Tapas are the perfect food for a crowd, so if you’re in a gathering take a trip around the top-notch menu that includes a selection that yields unexpected gems such as olives marinated with fennel and orange ($12); wood fired sourdough, grissini, goats cheese, honeycomb and truffle ($18); buttermilk fried chicken, chipotle mayo and lime ($28); fish ceviche, avocado crema, charred pineapple, with blue corn chips ($28); and polenta crumbed oyster, mushroom milanesa, crème fraiche and lemon ($18).
The kitchen’s talent shines through with sharing mains like stuffed pork and beef meatballs and tomato sugo ($36); paprika grilled octopus, chorizo, fennel and almonds ($38); charcoal grilled beef with chimichurri, thyme roasted mushroom and crispy potatoes ($48); and traditional paella made with clams, prawns, fish, saffron rice, roast peppers, broad beans ($46).
Pleasing sides comprise crispy potatoes, aioli ($16); wood roasted carrots, smoked labne ($18); brussel sprouts, lardons, currants, roast grapes ($18); and baby cos radicchio, fennel, apple and anchovy dressing ($18).
As for as desserts ($18) – custard tart and rhubarb; date pudding; ice cream and whiskey caramel; or dark chocolate mousse, pistachio, raspberry, and mandarin – they may all sound a bit clichéd, but they’re just done so well here.

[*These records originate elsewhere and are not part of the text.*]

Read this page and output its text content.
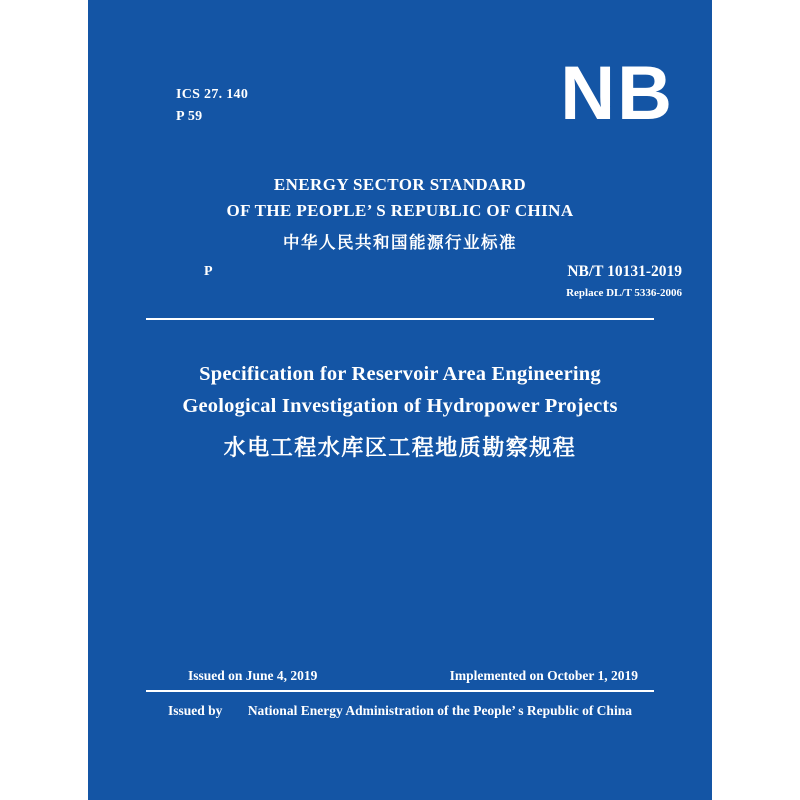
ICS 27. 140
P 59	NB
ENERGY SECTOR STANDARD
OF THE PEOPLE’ S REPUBLIC OF CHINA
中华人民共和国能源行业标准
P	NB/T 10131-2019
Replace DL/T 5336-2006
Specification for Reservoir Area Engineering
Geological Investigation of Hydropower Projects
水电工程水库区工程地质勘察规程
Issued on June 4, 2019	Implemented on October 1, 2019
Issued by National Energy Administration of the People’ s Republic of China
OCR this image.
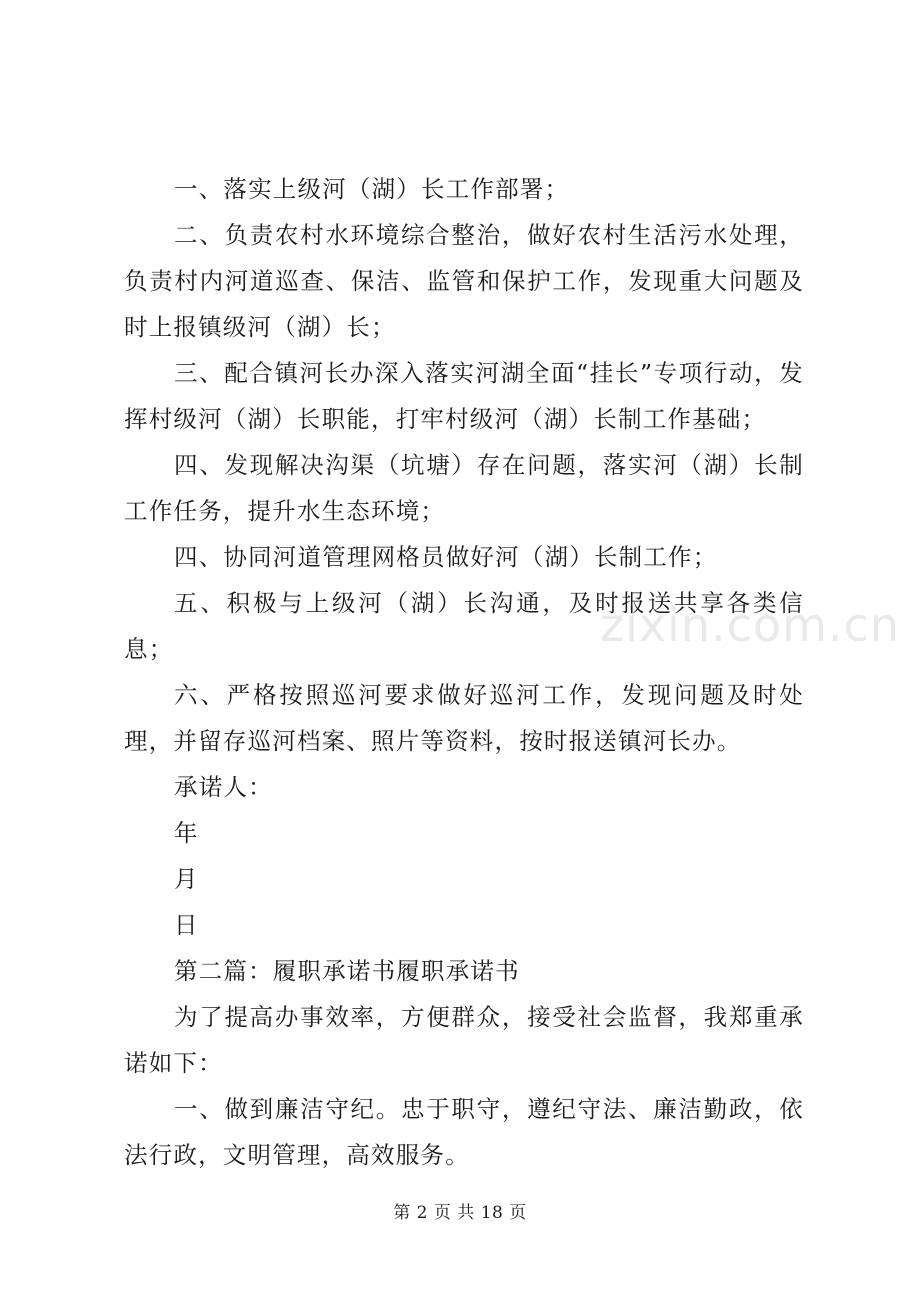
zixin.com.cn

一、落实上级河（湖）长工作部署；

二、负责农村水环境综合整治，做好农村生活污水处理，负责村内河道巡查、保洁、监管和保护工作，发现重大问题及时上报镇级河（湖）长；

三、配合镇河长办深入落实河湖全面“挂长”专项行动，发挥村级河（湖）长职能，打牢村级河（湖）长制工作基础；

四、发现解决沟渠（坑塘）存在问题，落实河（湖）长制工作任务，提升水生态环境；

四、协同河道管理网格员做好河（湖）长制工作；

五、积极与上级河（湖）长沟通，及时报送共享各类信息；

六、严格按照巡河要求做好巡河工作，发现问题及时处理，并留存巡河档案、照片等资料，按时报送镇河长办。

承诺人：

年

月

日

第二篇：履职承诺书履职承诺书

为了提高办事效率，方便群众，接受社会监督，我郑重承诺如下：

一、做到廉洁守纪。忠于职守，遵纪守法、廉洁勤政，依法行政，文明管理，高效服务。

第 2 页 共 18 页
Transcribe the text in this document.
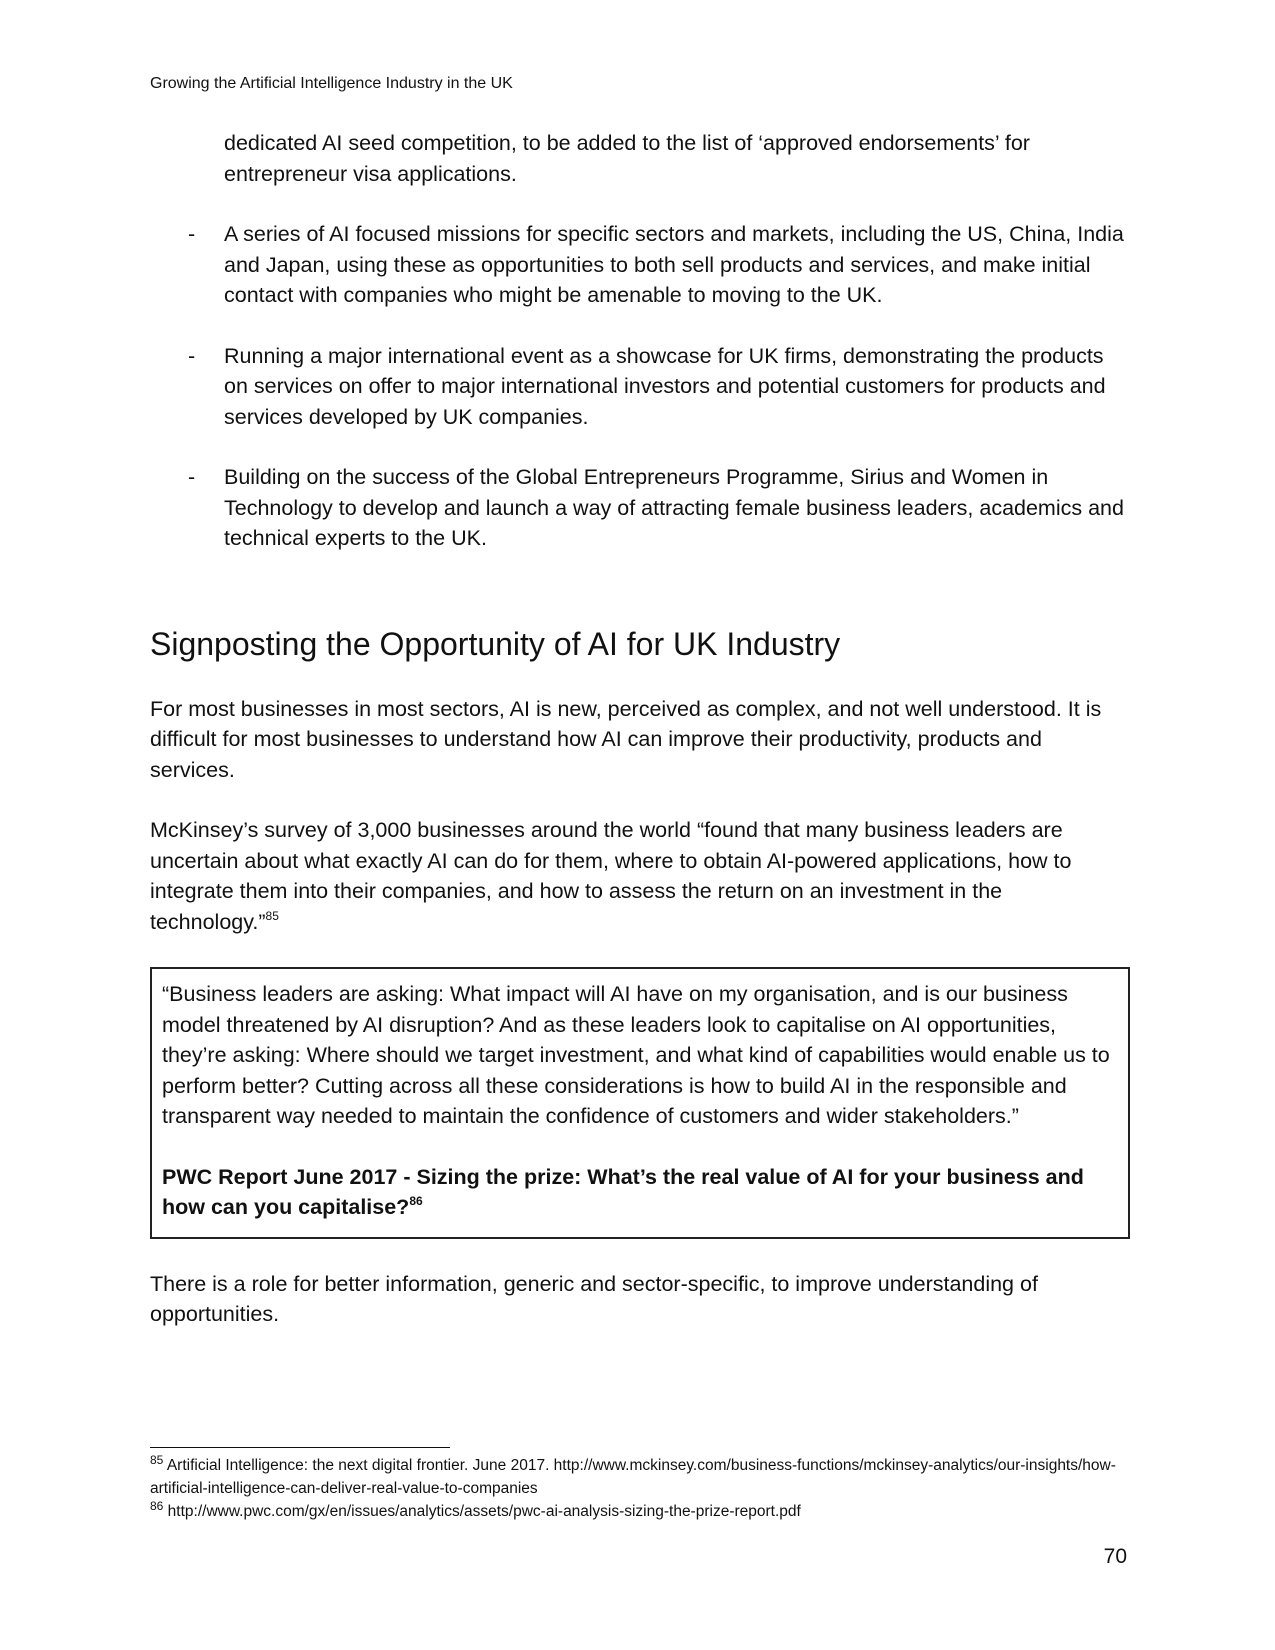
Growing the Artificial Intelligence Industry in the UK

dedicated AI seed competition, to be added to the list of ‘approved endorsements’ for entrepreneur visa applications.

- A series of AI focused missions for specific sectors and markets, including the US, China, India and Japan, using these as opportunities to both sell products and services, and make initial contact with companies who might be amenable to moving to the UK.
- Running a major international event as a showcase for UK firms, demonstrating the products on services on offer to major international investors and potential customers for products and services developed by UK companies.
- Building on the success of the Global Entrepreneurs Programme, Sirius and Women in Technology to develop and launch a way of attracting female business leaders, academics and technical experts to the UK.
Signposting the Opportunity of AI for UK Industry

For most businesses in most sectors, AI is new, perceived as complex, and not well understood. It is difficult for most businesses to understand how AI can improve their productivity, products and services.

McKinsey’s survey of 3,000 businesses around the world “found that many business leaders are uncertain about what exactly AI can do for them, where to obtain AI-powered applications, how to integrate them into their companies, and how to assess the return on an investment in the technology.”$^{85}$

“Business leaders are asking: What impact will AI have on my organisation, and is our business model threatened by AI disruption? And as these leaders look to capitalise on AI opportunities, they’re asking: Where should we target investment, and what kind of capabilities would enable us to perform better? Cutting across all these considerations is how to build AI in the responsible and transparent way needed to maintain the confidence of customers and wider stakeholders.”
PWC Report June 2017 - Sizing the prize: What’s the real value of AI for your business and how can you capitalise?$^{86}$

There is a role for better information, generic and sector-specific, to improve understanding of opportunities.

$^{85}$ Artificial Intelligence: the next digital frontier. June 2017. http://www.mckinsey.com/business-functions/mckinsey-analytics/our-insights/how-artificial-intelligence-can-deliver-real-value-to-companies
$^{86}$ http://www.pwc.com/gx/en/issues/analytics/assets/pwc-ai-analysis-sizing-the-prize-report.pdf
70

Whatever you chose, everything is better with a glass of something from the appropriately Spanish-heavy wine list.
And the verdict? There are some great dishes here. Fine produce and fresh flavours can border on mundane unless the cooking is cutting edge, so it’s easy to see why Barulho is such a great dining destination.
RATING
Menu: 8 | Cuisine: 8 | Wine list: 8
Service: 8 | Décor: 7.5 | Value for Money: 8
2-16 Watt Street, Parnell. Phone 379 0277.
Dinner: Tuesday to Saturday; licensed.